Does the downturn have a Loch Ness Monster shape?

I know it’s a jungle out there, but this is ridiculous. I’ve noted the proliferation of wacky economic theories this summer that were animal shaped. As this issue of Financial Director went to press, an email dropped into my inbox reminding me of ‘futurologist’ Ian Pearson’s theory of the shape of the downturn: it’s a Loch Ness Monster downturn, “with uneven peaks and troughs emerging with very little warning”, he says.

“You cannot afford to bury your head in the sand and hope for the upturn,” adds Pearson, adding an emu to the list.

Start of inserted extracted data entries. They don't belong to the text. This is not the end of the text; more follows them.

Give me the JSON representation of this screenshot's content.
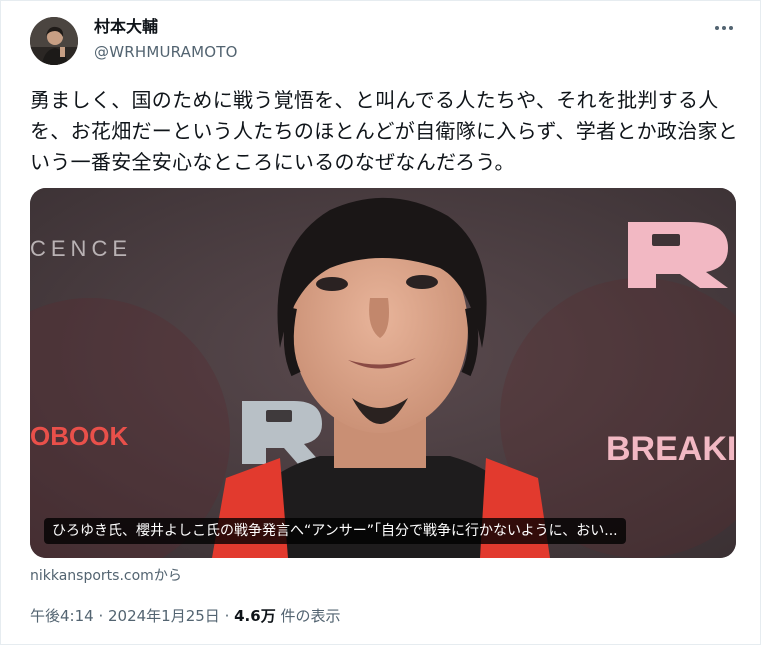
{
  "author": {
    "name": "村本大輔",
    "handle": "@WRHMURAMOTO"
  },
  "tweet": {
    "text": "勇ましく、国のために戦う覚悟を、と叫んでる人たちや、それを批判する人を、お花畑だーという人たちのほとんどが自衛隊に入らず、学者とか政治家という一番安全安心なところにいるのなぜなんだろう。"
  },
  "card": {
    "caption": "ひろゆき氏、櫻井よしこ氏の戦争発言へ“アンサー”「自分で戦争に行かないように、おい...",
    "backdrop_texts": [
      "CENCE",
      "OBOOK",
      "BREAKIN"
    ],
    "source": "nikkansports.comから"
  },
  "meta": {
    "time": "午後4:14",
    "sep1": " · ",
    "date": "2024年1月25日",
    "sep2": " · ",
    "views_count": "4.6万",
    "views_label": " 件の表示"
  },
  "icons": [
    "more-options-icon"
  ],
  "colors": {
    "text": "#0f1419",
    "secondary": "#536471",
    "caption_bg": "#000000",
    "backdrop": "#4a3d40",
    "sign_pink": "#f2b8c3"
  }
}
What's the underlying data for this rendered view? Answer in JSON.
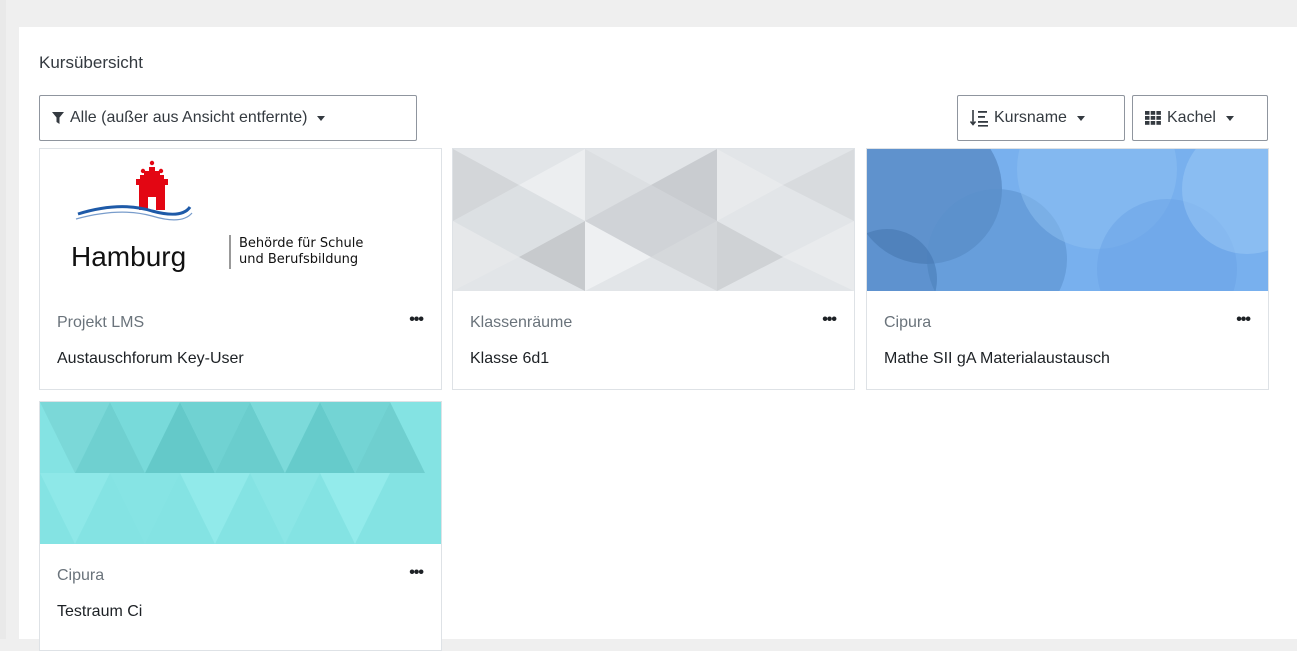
{
  "page": {
    "title": "Kursübersicht"
  },
  "toolbar": {
    "filter_label": "Alle (außer aus Ansicht entfernte)",
    "sort_label": "Kursname",
    "view_label": "Kachel"
  },
  "courses": [
    {
      "category": "Projekt LMS",
      "name": "Austauschforum Key-User",
      "menu": "•••",
      "image": "hamburg-logo",
      "logo": {
        "city": "Hamburg",
        "line1": "Behörde für Schule",
        "line2": "und Berufsbildung"
      }
    },
    {
      "category": "Klassenräume",
      "name": "Klasse 6d1",
      "menu": "•••",
      "image": "grey-triangle-pattern"
    },
    {
      "category": "Cipura",
      "name": "Mathe SII gA Materialaustausch",
      "menu": "•••",
      "image": "blue-circle-pattern"
    },
    {
      "category": "Cipura",
      "name": "Testraum Ci",
      "menu": "•••",
      "image": "teal-triangle-pattern"
    }
  ],
  "colors": {
    "background": "#efefef",
    "panel": "#ffffff",
    "border": "#dee2e6",
    "grey_pattern": "#d6dadd",
    "blue_pattern": "#6fa8e8",
    "teal_pattern": "#84e3e3",
    "hamburg_red": "#e30613",
    "hamburg_blue": "#1e5aa8"
  }
}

This email reminded me of Societe Generale’s warning at the beginning of 2010 of the ‘bear case’, in which we would face “a sharper fall in the value of the US dollar, a decline in global equity prices, a sharp retreat on property values” and oil prices retreating to a paltry $50 a barrel.

Journalist Michael Blastland took it into the insect world in a piece for a recent BBC programme in which he unveiled his ‘recession web’ – plotting the pattern in the last three UK recessions of the fall in GDP, unemployment levels, public borrowing, repossessions, falls in household income and business insolvencies to come up with a cool-looking spider’s lair. I came away none the wiser, but I had another creature to add to my list of economic theories.

Which of them really apply? We won’t know until we can look backward. As I don’t like spiders and rather fear bears, my money’s on the Nessie theory of the downturn – damp, wiggly and mysterious.